Weakening the act's effect, section 7(3) prevents third parties from being "treated as a party to the contract" in relying on any other act. Equally section 7(2) gives to defendants (facing action from third parties) the ability to exclude liability for negligence, if reasonable other than for death or personal injury; it disapplies the protection of s.2(2) of the Unfair Contract Terms Act 1977 which subject all such provisions with a counterparty consumer to the contract to the condition of reasonableness.

=== Section 8: Arbitration provisions ===
The Act allows the insertion of arbitration clauses, which require the parties to submit to specific arbitration procedures in the event of disputes. The Law Commission initially excluded arbitration clauses from the act, but later amended their draft bill so as to allow third parties to take advantage of arbitration proceedings. The provisions on arbitration clauses were not received well during the bill's passage through Parliament, and were described as "very messy", "a labyrinth" and "a mire". The Commission initially proposed that jurisdiction clauses be specifically excluded from the act. During the bill's passage through Parliament, however, this exclusion disappeared, and the act's explanatory notes assume that the act covers jurisdiction clauses.

=== Section 9: Northern Ireland ===
Section 9 takes into account the differences between English and Northern Irish law, and modifies how the act should be interpreted in Northern Ireland. Particularly it replaces the use of the Companies Act 1985 in Part VI with the Northern Irish equivalent, the Companies (Northern Ireland) Order 1986. Section 9 also repeals sections 5 and 6 of the Law Reform (Husband and Wife) (Northern Ireland) Act 1964.

== Scope and implementation ==
The act applies in England and Wales and Northern Ireland, but not Scotland, which has its own rules on privity and the rights of third parties. The act came into law on 11 November 1999 when it received royal assent, but the full provisions of the act did not come into force until May 2000. The act made clear that contracts negotiated during a six-month "twilight period" after the act's passage fell under its provisions if they included language saying that they had been made under the terms of the act.

The act had various consequences – as well as allowing third parties to enforce terms it also made a number of exceptions to the basic rule unnecessary, such as claiming on behalf of another party as seen in Jackson v Horizon Holidays Ltd [1975] 1 WLR 1468. It did not repeal or abolish these exceptions, however, and this allows the courts to accept cases based on the old common law exceptions as well as the 1999 act. The act specifically allows parties to exempt the provisions of the act from contracts, allowing them a way out if they so choose.
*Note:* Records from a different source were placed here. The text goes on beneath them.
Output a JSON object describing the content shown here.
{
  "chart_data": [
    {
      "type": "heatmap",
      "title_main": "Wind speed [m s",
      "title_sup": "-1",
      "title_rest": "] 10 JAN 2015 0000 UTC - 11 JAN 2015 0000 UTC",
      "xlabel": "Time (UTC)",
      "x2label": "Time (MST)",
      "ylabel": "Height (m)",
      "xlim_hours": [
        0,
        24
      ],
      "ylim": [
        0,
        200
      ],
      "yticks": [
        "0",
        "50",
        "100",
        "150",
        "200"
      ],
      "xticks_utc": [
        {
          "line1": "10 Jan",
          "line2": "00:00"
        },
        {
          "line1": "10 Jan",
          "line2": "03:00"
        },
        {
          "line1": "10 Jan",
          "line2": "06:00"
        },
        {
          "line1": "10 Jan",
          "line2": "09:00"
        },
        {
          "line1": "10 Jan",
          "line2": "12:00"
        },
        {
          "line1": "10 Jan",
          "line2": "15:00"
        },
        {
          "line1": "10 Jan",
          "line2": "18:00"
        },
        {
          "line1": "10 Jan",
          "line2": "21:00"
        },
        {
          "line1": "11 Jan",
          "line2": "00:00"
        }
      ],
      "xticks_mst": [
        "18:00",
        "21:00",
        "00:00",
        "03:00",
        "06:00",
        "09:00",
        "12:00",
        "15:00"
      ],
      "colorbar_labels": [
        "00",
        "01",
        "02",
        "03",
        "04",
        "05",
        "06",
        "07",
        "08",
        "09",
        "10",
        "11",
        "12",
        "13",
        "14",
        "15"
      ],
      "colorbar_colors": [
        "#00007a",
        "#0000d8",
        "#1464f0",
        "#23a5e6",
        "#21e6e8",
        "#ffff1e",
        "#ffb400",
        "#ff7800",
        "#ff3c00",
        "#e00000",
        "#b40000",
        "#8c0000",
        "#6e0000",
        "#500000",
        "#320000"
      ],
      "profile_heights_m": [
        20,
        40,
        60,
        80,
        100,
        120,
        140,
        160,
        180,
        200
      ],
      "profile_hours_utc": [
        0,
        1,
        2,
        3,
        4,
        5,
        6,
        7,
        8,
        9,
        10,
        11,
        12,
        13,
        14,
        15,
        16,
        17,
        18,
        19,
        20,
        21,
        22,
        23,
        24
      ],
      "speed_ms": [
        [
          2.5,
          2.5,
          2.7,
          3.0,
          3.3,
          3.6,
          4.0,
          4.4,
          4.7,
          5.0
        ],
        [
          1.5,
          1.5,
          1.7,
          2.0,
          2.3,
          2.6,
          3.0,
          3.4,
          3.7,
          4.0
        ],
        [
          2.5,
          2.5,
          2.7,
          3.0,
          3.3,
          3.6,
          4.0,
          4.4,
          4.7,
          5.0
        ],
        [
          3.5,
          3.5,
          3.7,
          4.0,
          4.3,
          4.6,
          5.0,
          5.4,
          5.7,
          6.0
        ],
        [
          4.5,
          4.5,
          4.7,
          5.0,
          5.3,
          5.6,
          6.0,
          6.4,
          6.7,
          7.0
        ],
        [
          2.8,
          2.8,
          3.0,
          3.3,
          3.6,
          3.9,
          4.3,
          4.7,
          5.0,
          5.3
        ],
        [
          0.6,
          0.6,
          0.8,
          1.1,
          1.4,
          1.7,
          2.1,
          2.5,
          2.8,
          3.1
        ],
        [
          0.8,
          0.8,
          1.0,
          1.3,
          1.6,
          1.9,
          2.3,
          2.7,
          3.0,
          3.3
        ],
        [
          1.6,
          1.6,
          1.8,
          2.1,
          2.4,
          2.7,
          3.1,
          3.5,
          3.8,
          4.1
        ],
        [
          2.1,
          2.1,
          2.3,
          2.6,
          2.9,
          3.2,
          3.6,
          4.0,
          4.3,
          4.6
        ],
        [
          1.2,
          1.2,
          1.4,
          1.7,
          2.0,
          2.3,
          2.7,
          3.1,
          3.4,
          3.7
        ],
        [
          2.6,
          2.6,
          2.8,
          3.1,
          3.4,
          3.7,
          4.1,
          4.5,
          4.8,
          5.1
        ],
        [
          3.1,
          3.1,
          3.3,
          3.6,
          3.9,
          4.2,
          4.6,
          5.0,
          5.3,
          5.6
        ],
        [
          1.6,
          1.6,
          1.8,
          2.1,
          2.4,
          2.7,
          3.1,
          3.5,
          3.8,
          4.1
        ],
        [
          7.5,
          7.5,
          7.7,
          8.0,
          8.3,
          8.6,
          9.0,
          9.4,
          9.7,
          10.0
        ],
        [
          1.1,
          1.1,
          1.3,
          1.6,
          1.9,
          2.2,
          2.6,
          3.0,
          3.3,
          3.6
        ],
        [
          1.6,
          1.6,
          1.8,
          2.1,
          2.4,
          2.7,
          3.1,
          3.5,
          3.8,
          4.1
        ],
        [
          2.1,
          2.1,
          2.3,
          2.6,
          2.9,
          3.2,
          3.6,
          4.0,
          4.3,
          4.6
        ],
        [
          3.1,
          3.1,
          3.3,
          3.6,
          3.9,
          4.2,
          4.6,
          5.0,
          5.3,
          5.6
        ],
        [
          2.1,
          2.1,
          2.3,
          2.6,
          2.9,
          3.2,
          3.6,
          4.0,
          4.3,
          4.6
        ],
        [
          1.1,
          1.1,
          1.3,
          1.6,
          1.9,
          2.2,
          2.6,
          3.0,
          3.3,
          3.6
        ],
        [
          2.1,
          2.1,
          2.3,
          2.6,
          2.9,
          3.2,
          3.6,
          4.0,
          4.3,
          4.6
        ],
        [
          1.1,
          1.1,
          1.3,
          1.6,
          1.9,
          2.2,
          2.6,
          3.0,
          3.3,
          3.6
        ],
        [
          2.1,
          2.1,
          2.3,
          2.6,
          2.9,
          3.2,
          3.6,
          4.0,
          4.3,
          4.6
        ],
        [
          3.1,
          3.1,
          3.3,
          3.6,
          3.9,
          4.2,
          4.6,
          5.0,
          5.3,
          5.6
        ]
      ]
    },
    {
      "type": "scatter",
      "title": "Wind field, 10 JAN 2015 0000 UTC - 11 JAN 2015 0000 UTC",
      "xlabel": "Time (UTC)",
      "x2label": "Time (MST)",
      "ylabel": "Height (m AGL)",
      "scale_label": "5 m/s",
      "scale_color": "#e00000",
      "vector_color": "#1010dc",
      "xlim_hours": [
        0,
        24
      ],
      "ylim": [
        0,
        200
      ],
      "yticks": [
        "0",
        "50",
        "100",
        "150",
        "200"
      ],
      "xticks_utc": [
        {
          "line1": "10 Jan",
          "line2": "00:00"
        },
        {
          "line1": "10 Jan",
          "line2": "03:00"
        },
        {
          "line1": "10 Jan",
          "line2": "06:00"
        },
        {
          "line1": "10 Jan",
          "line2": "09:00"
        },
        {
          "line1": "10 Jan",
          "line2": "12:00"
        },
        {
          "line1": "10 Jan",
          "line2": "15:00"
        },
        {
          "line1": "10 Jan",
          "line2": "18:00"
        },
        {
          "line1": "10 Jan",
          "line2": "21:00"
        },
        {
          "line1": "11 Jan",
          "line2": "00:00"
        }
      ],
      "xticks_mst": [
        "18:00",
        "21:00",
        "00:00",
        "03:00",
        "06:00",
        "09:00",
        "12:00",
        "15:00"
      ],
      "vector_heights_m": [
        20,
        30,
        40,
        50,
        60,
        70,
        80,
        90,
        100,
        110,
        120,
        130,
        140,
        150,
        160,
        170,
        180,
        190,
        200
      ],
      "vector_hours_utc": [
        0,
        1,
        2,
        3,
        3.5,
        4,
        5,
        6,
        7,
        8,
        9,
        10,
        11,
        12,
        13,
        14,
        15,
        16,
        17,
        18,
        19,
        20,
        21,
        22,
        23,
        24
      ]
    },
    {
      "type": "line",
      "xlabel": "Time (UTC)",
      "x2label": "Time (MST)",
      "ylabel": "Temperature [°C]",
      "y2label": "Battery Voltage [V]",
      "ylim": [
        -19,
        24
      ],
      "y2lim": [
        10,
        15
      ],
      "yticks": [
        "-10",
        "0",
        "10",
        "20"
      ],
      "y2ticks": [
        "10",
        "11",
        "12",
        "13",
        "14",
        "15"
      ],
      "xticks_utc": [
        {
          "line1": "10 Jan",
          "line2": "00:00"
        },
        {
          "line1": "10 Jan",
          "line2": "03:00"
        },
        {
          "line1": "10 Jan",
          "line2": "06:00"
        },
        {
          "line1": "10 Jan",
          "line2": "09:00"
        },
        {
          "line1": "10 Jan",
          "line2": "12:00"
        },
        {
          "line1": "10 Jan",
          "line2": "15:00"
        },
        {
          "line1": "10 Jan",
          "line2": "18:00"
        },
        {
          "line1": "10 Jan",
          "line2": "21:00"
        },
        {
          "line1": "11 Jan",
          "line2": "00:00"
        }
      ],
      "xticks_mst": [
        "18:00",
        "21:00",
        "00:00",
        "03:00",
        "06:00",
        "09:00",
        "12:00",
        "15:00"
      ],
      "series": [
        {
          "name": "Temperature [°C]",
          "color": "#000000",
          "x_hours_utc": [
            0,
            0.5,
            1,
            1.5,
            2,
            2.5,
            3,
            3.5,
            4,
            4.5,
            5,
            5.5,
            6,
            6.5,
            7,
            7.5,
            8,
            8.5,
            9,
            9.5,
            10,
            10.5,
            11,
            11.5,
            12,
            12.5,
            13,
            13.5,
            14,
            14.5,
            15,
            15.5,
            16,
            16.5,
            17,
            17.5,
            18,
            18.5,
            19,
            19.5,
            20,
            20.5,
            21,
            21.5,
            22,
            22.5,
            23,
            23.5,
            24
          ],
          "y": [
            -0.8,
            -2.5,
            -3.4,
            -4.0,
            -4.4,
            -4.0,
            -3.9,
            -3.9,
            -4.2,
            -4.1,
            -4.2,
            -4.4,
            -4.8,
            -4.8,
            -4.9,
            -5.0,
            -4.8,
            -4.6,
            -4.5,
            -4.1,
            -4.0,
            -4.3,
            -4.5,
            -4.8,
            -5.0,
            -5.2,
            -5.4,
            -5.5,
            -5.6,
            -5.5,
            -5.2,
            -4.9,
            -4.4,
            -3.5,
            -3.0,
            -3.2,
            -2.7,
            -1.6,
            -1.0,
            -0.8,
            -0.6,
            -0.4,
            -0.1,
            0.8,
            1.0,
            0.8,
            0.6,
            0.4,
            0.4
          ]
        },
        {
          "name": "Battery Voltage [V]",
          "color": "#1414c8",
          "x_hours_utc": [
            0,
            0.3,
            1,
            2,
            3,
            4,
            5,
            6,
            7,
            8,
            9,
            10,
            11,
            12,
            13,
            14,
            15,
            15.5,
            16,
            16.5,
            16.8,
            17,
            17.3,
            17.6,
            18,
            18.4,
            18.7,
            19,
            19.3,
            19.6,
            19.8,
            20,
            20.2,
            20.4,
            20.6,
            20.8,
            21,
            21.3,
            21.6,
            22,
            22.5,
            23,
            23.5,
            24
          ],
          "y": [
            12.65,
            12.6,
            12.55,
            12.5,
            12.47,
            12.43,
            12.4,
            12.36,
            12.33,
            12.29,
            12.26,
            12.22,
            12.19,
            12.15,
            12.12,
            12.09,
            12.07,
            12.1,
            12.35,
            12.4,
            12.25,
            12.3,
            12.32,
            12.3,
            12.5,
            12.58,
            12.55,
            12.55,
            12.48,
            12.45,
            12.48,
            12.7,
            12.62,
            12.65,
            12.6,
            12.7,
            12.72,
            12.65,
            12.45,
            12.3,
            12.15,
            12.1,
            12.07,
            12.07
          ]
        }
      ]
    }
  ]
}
The reaction from the judiciary, legal profession and academia was largely supportive of the act; the doctrine of privity had long been thought unfair. The act has been criticised somewhat by the construction industry for its refusal to make an exception for complex construction contracts, and for the vagueness of the term "purports to confer a benefit". It is generally accepted, however, that it would be unfair to make an exception for a particular industry, and case law has clarified the meaning of "purports to confer a benefit". It is also now routine in commercial contexts for enforcement by third parties to be excluded under the terms of the contract, as permitted by section 1(2) of the Act.